Twenty-five children, age range 2 to 14 years (mean age = 7), were referred to the Stanford University Sleep Disorders Clinic for various clinical symptoms, including excessive daytime somnolence, heavy nocturnal snoring, and abnormal daytime behavior. All children (10 girls and 15 boys) were polygraphically monitored during sleep. No sleep apnea syndrome or oxygen desaturation was revealed. However, each child presented significant respiratory resistive load during sleep associated with electrocardiographic R-R interval and endoesophageal pressure swings. The most laborious breathing occurred during REM sleep. Second degree atrioventricular blocks were also noted. Tonsillectomy and/or adenoidectomy was performed in every case and resulted in a complete disappearance or substantial amelioration of the reported symptoms. Objective evaluation by Multiple Sleep Latency Test and Wilkinson Addition Test confirmed the beneficial effect of surgery.

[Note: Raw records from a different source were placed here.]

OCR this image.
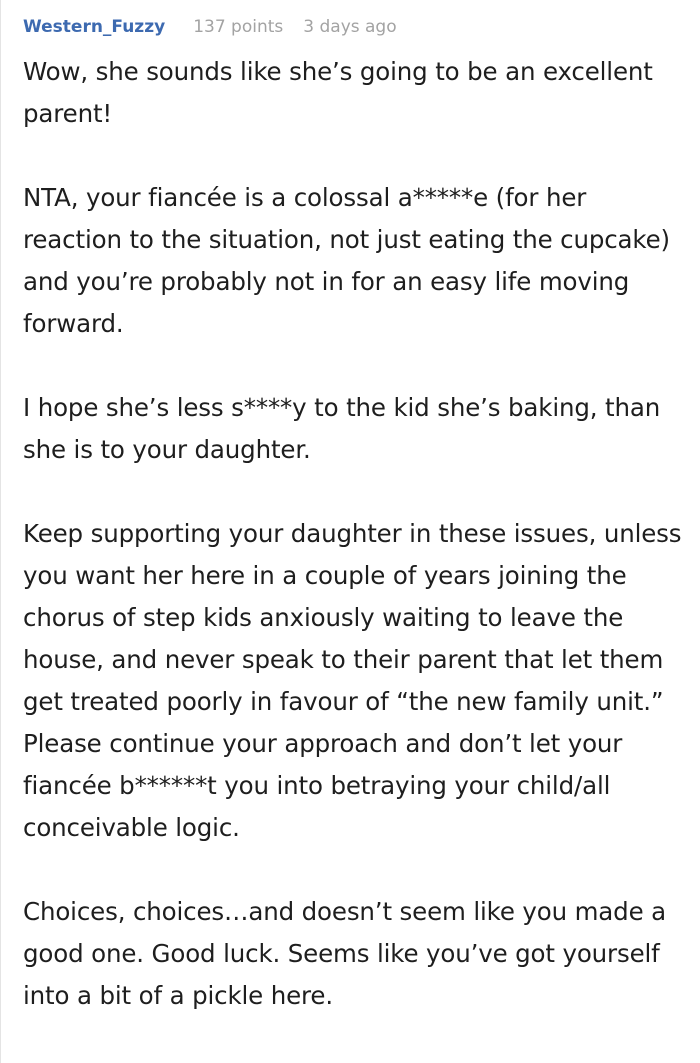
Western_Fuzzy 137 points 3 days ago

Wow, she sounds like she’s going to be an excellent parent!

NTA, your fiancée is a colossal a*****e (for her reaction to the situation, not just eating the cupcake) and you’re probably not in for an easy life moving forward.

I hope she’s less s****y to the kid she’s baking, than she is to your daughter.

Keep supporting your daughter in these issues, unless you want her here in a couple of years joining the chorus of step kids anxiously waiting to leave the house, and never speak to their parent that let them get treated poorly in favour of “the new family unit.” Please continue your approach and don’t let your fiancée b******t you into betraying your child/all conceivable logic.

Choices, choices…and doesn’t seem like you made a good one. Good luck. Seems like you’ve got yourself into a bit of a pickle here.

25名年龄在2至14岁(平均年龄=7岁)的儿童因各种临床症状被转诊至斯坦福大学睡眠障碍诊所,这些症状包括白天过度嗜睡、夜间严重打鼾和异常的白天行为。所有儿童(10名女孩和15名男孩)在睡眠期间均接受了多导睡眠监测。未发现睡眠呼吸暂停综合征或氧饱和度降低。然而,每个儿童在睡眠期间均表现出与心电图R-R间期和食管内压力波动相关的显著呼吸阻力负荷。最费力的呼吸发生在快速眼动睡眠期间。还注意到二度房室传导阻滞。所有病例均进行了扁桃体切除术和/或腺样体切除术,术后报告的症状完全消失或显著改善。通过多次睡眠潜伏期试验和威尔金森加法试验进行的客观评估证实了手术的有益效果。